Let's break down the problem shown in the image.

1. Part (a): Using the Pythagorean Theorem
   The diagram shows a right triangle with sides of lengths $5 \, \text{cm}$ (adjacent side), $13 \, \text{cm}$ (hypotenuse), and an unknown opposite side.

   The Pythagorean Theorem states: $\text{Hypotenuse}^2 = \text{Opposite}^2 + \text{Adjacent}^2$ Plugging in the given values: $13^2 = x^2 + 5^2$ $169 = x^2 + 25$ $x^2 = 169 - 25 = 144$ $x = \sqrt{144} = 12 \, \text{cm}$ Therefore, the length of the third side (opposite) is 12 cm.

2. Part (b): Ratios
   The ratios that need to be found are:

   • Ratio of the length of the opposite side to the hypotenuse relative to angle $A$: $\frac{\text{Opposite}}{\text{Hypotenuse}} = \frac{12}{13} \approx 0.923$

   • Ratio of the length of the opposite side to the length of the hypotenuse relative to angle $C$: The angle $C$ is the right angle, so the ratio here might be misunderstood.
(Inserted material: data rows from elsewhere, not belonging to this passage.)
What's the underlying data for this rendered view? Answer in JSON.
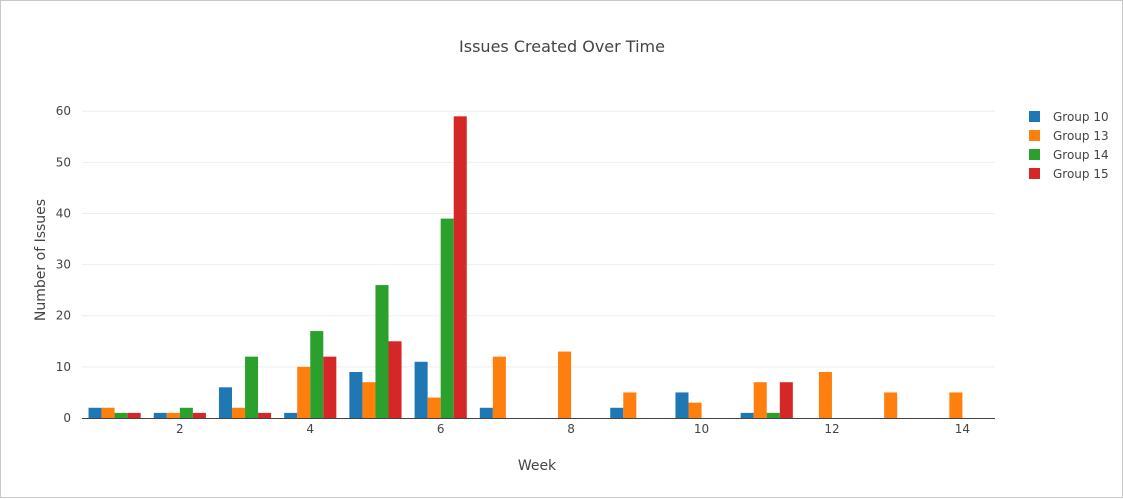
{
  "chart_data": {
    "type": "bar",
    "title": "Issues Created Over Time",
    "xlabel": "Week",
    "ylabel": "Number of Issues",
    "x": [
      1,
      2,
      3,
      4,
      5,
      6,
      7,
      8,
      9,
      10,
      11,
      12,
      13,
      14
    ],
    "x_tick_labels": [
      "2",
      "4",
      "6",
      "8",
      "10",
      "12",
      "14"
    ],
    "x_tick_values": [
      2,
      4,
      6,
      8,
      10,
      12,
      14
    ],
    "y_tick_labels": [
      "0",
      "10",
      "20",
      "30",
      "40",
      "50",
      "60"
    ],
    "y_tick_values": [
      0,
      10,
      20,
      30,
      40,
      50,
      60
    ],
    "ylim": [
      0,
      62
    ],
    "xlim": [
      0.5,
      14.5
    ],
    "grid": true,
    "legend_position": "top-right",
    "series": [
      {
        "name": "Group 10",
        "color": "#1f77b4",
        "values": [
          2,
          1,
          6,
          1,
          9,
          11,
          2,
          0,
          2,
          5,
          1,
          0,
          0,
          0
        ]
      },
      {
        "name": "Group 13",
        "color": "#ff7f0e",
        "values": [
          2,
          1,
          2,
          10,
          7,
          4,
          12,
          13,
          5,
          3,
          7,
          9,
          5,
          5
        ]
      },
      {
        "name": "Group 14",
        "color": "#2ca02c",
        "values": [
          1,
          2,
          12,
          17,
          26,
          39,
          0,
          0,
          0,
          0,
          1,
          0,
          0,
          0
        ]
      },
      {
        "name": "Group 15",
        "color": "#d62728",
        "values": [
          1,
          1,
          1,
          12,
          15,
          59,
          0,
          0,
          0,
          0,
          7,
          0,
          0,
          0
        ]
      }
    ]
  }
}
If the question intended another ratio, it needs clarification. But for the ratio of the hypotenuse relative to $\angle A$, it's already covered.

Let me know if you'd like any further clarification!

Here are 5 related questions to think about:

1. How would you calculate the sine, cosine, and tangent for angle $A$ using these sides?
2. What are the values of the sine, cosine, and tangent for angle $B$?
3. Can you use the Pythagorean theorem to find the third side in any right triangle?
4. What are the possible uses of trigonometric ratios in real-life applications?
5. How would the calculations change if the lengths of the triangle were doubled?

Tip: Always remember that the sine of an angle in a right triangle is the ratio of the opposite side to the hypotenuse.